Frankreich stellt die absichtliche Verkürzung der Lebensdauer von Produkten künftig unter Strafe. Ein neues Gesetz sieht vor, „geplante Obsoleszenz“ als Betrugsdelikt zu behandeln.

Künftig ist es in Frankreich möglich, Produkthersteller oder -importeure wegen ""obsolescence programmée" vor Gericht zu bringen. Eine entsprechende Regelung, die Teil des Energiewende-Gesetzes ist, wurde am 14. Oktober 2014 in der Nationalversammlung verabschiedet.

Das Gesetz definiert, dass das bewusste Herbeiführen von Defekten, Zerbrechlichkeit, Programmierungsausfällen, technische Beschränkung bis hin zur Nicht-Reparierfähigkeit unter die strafbewährten Delikte fallen.
Dem französischen Gesetzgeber geht es dabei nicht nur um bewusste Manipulation an Produkten zur Verkürzung der Lebensdauer, sondern auch um Fälle, in denen das ganze Gerät ersetzt werden muss, wenn nur ein Einzelteil defekt ist. In nachgewiesenen Fällen drohen den Schuldigen Strafen von bis zu zwei Jahren Gefängnis und 300.000 Euro Geldbuße.

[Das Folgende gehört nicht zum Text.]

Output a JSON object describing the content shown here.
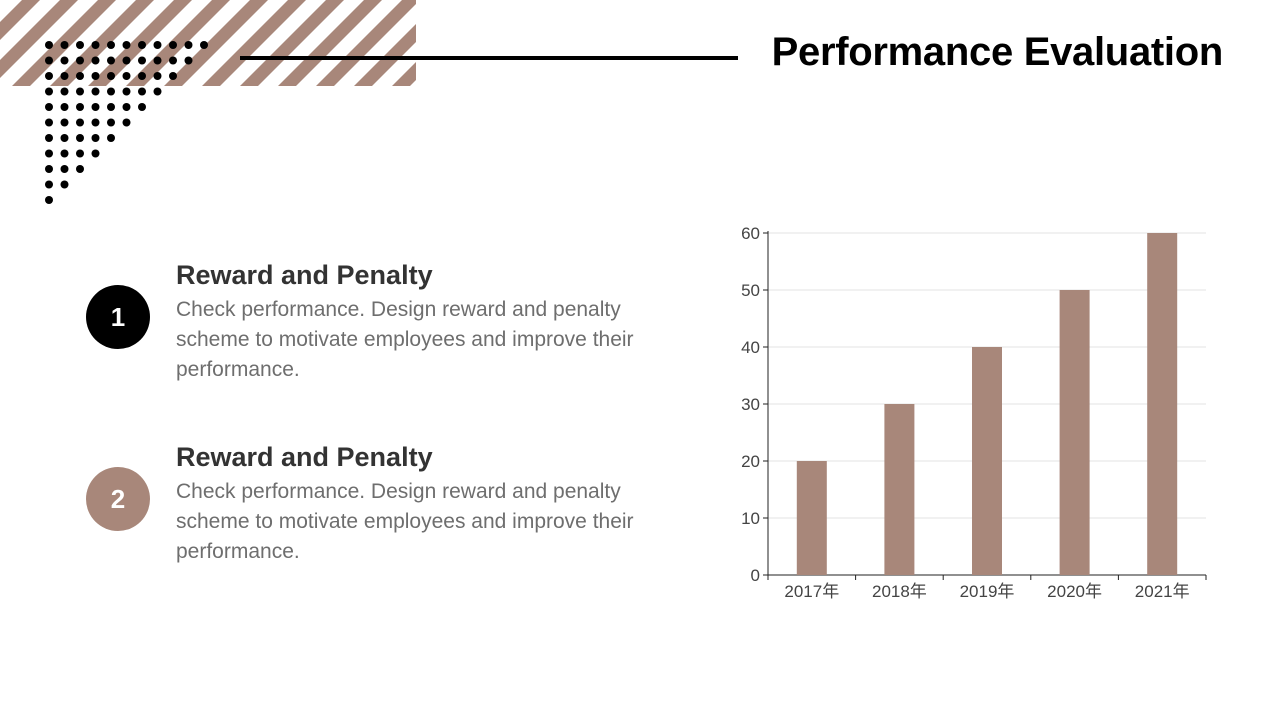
{
  "page": {
    "title": "Performance Evaluation"
  },
  "items": [
    {
      "number": "1",
      "heading": "Reward and Penalty",
      "body": "Check performance. Design reward and penalty scheme to motivate employees and improve their performance."
    },
    {
      "number": "2",
      "heading": "Reward and Penalty",
      "body": "Check performance. Design reward and penalty scheme to motivate employees and improve their performance."
    }
  ],
  "colors": {
    "accent": "#a8877a",
    "dark": "#000000",
    "grid": "#e3e3e3"
  },
  "chart_data": {
    "type": "bar",
    "title": "",
    "xlabel": "",
    "ylabel": "",
    "categories": [
      "2017年",
      "2018年",
      "2019年",
      "2020年",
      "2021年"
    ],
    "values": [
      20,
      30,
      40,
      50,
      60
    ],
    "ylim": [
      0,
      60
    ],
    "yticks": [
      "0",
      "10",
      "20",
      "30",
      "40",
      "50",
      "60"
    ],
    "grid": true,
    "legend": "none"
  }
}
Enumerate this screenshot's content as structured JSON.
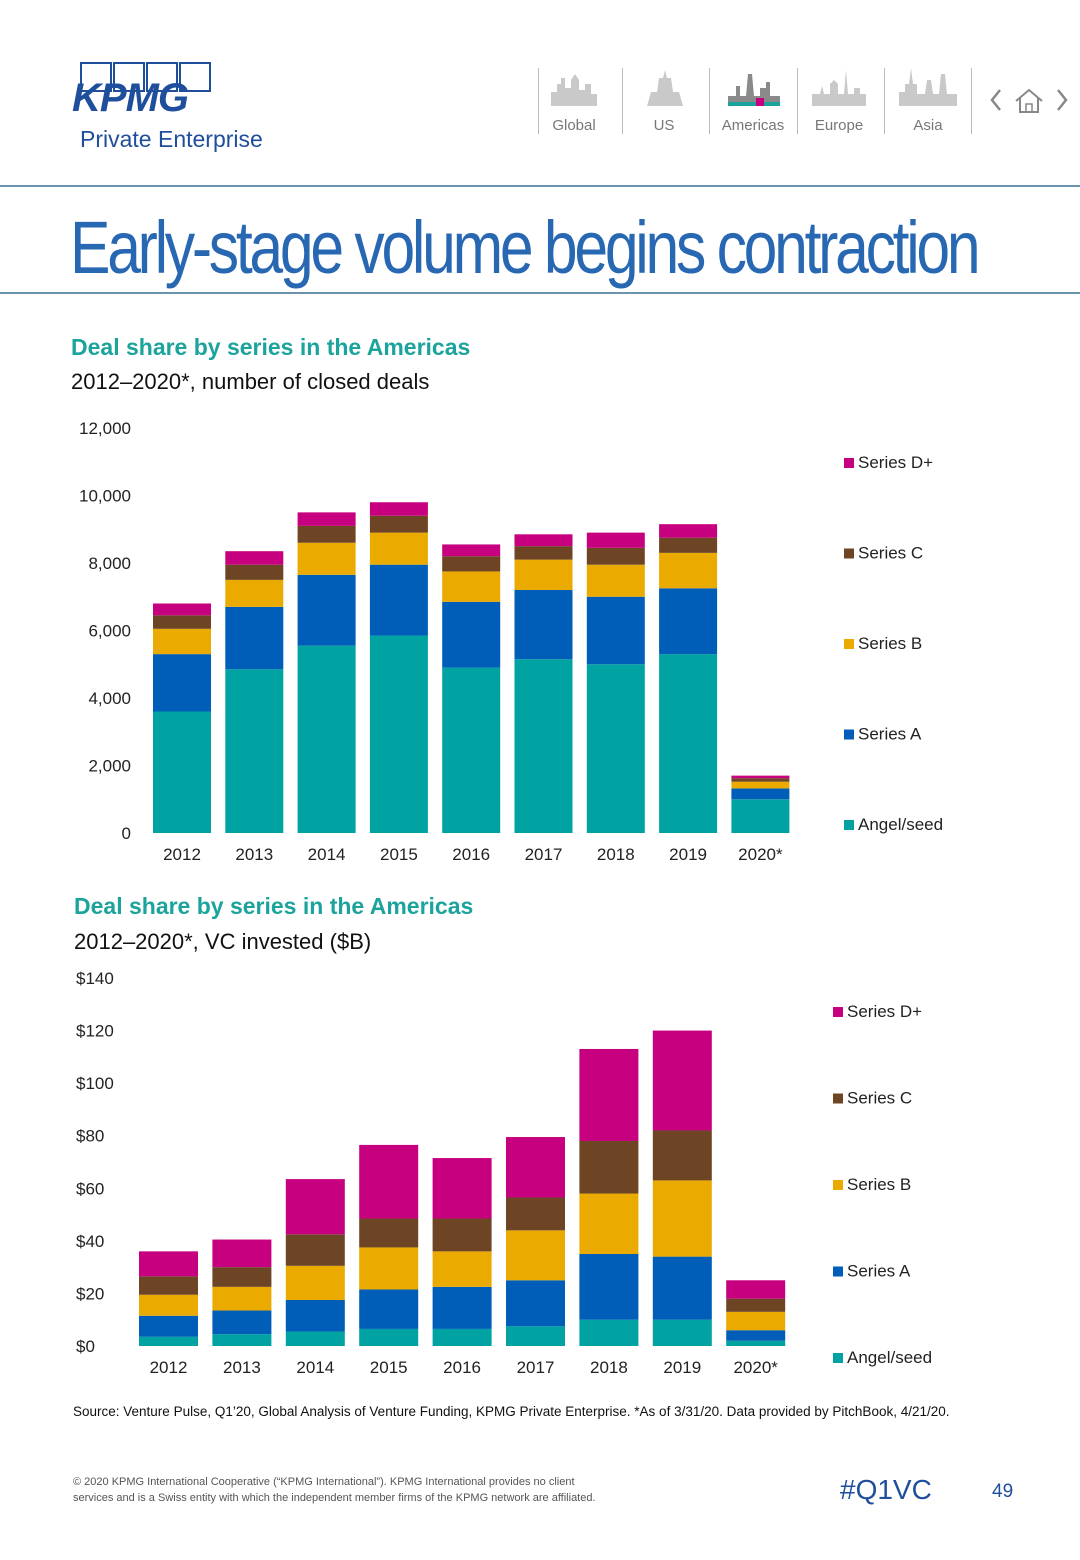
{
  "brand": {
    "logo": "KPMG",
    "subtitle": "Private Enterprise"
  },
  "nav": {
    "items": [
      {
        "label": "Global",
        "icon": "skyline-global-icon",
        "active": false
      },
      {
        "label": "US",
        "icon": "skyline-us-icon",
        "active": false
      },
      {
        "label": "Americas",
        "icon": "skyline-americas-icon",
        "active": true
      },
      {
        "label": "Europe",
        "icon": "skyline-europe-icon",
        "active": false
      },
      {
        "label": "Asia",
        "icon": "skyline-asia-icon",
        "active": false
      }
    ],
    "controls": [
      "chevron-left-icon",
      "home-icon",
      "chevron-right-icon"
    ]
  },
  "page_title": "Early-stage volume begins contraction",
  "colors": {
    "angel_seed": "#00a3a1",
    "series_a": "#005eb8",
    "series_b": "#eaaa00",
    "series_c": "#6d4525",
    "series_d": "#c6007e",
    "title_blue": "#2867b2",
    "heading_teal": "#1ba39c"
  },
  "chart_data": [
    {
      "type": "bar",
      "stacked": true,
      "title": "Deal share by series in the Americas",
      "subtitle": "2012–2020*, number of closed deals",
      "categories": [
        "2012",
        "2013",
        "2014",
        "2015",
        "2016",
        "2017",
        "2018",
        "2019",
        "2020*"
      ],
      "ylim": [
        0,
        12000
      ],
      "yticks": [
        "0",
        "2,000",
        "4,000",
        "6,000",
        "8,000",
        "10,000",
        "12,000"
      ],
      "ytick_values": [
        0,
        2000,
        4000,
        6000,
        8000,
        10000,
        12000
      ],
      "legend_position": "right",
      "series": [
        {
          "name": "Angel/seed",
          "values": [
            3600,
            4850,
            5550,
            5850,
            4900,
            5150,
            5000,
            5300,
            1000
          ]
        },
        {
          "name": "Series A",
          "values": [
            1700,
            1850,
            2100,
            2100,
            1950,
            2050,
            2000,
            1950,
            320
          ]
        },
        {
          "name": "Series B",
          "values": [
            750,
            800,
            950,
            950,
            900,
            900,
            950,
            1050,
            200
          ]
        },
        {
          "name": "Series C",
          "values": [
            400,
            450,
            500,
            500,
            450,
            400,
            500,
            450,
            100
          ]
        },
        {
          "name": "Series D+",
          "values": [
            350,
            400,
            400,
            400,
            350,
            350,
            450,
            400,
            80
          ]
        }
      ]
    },
    {
      "type": "bar",
      "stacked": true,
      "title": "Deal share by series in the Americas",
      "subtitle": "2012–2020*, VC invested ($B)",
      "categories": [
        "2012",
        "2013",
        "2014",
        "2015",
        "2016",
        "2017",
        "2018",
        "2019",
        "2020*"
      ],
      "ylim": [
        0,
        140
      ],
      "yticks": [
        "$0",
        "$20",
        "$40",
        "$60",
        "$80",
        "$100",
        "$120",
        "$140"
      ],
      "ytick_values": [
        0,
        20,
        40,
        60,
        80,
        100,
        120,
        140
      ],
      "legend_position": "right",
      "series": [
        {
          "name": "Angel/seed",
          "values": [
            3.5,
            4.5,
            5.5,
            6.5,
            6.5,
            7.5,
            10,
            10,
            2
          ]
        },
        {
          "name": "Series A",
          "values": [
            8,
            9,
            12,
            15,
            16,
            17.5,
            25,
            24,
            4
          ]
        },
        {
          "name": "Series B",
          "values": [
            8,
            9,
            13,
            16,
            13.5,
            19,
            23,
            29,
            7
          ]
        },
        {
          "name": "Series C",
          "values": [
            7,
            7.5,
            12,
            11,
            12.5,
            12.5,
            20,
            19,
            5
          ]
        },
        {
          "name": "Series D+",
          "values": [
            9.5,
            10.5,
            21,
            28,
            23,
            23,
            35,
            38,
            7
          ]
        }
      ]
    }
  ],
  "source": "Source: Venture Pulse, Q1’20, Global Analysis of Venture Funding, KPMG Private Enterprise. *As of 3/31/20. Data provided by PitchBook, 4/21/20.",
  "copyright": [
    "© 2020 KPMG International Cooperative (“KPMG International”). KPMG International provides no client",
    "services and is a Swiss entity with which the independent member firms of the KPMG network are affiliated."
  ],
  "hashtag": "#Q1VC",
  "page_number": "49"
}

Der französische Gesetzgeber setzt aber nicht nur auf Strafandrohung, sondern es sollen die Verbraucherinnen und Verbraucher künftig auch besser informiert werden. Auf Geräten bestimmter Preisklassen wird ein Aufkleber mit Hinweis auf die Lebensdauer Pflicht sein.
Frankreichs Regierung will die Regelung als klares Signal an die Industrie verstanden wissen. Gegner des Gesetzes halten dieses allerdings für kaum umsetzbar, da es schwierig sei, den Herstellerinnen und Herstellern den Betrug zu beweisen.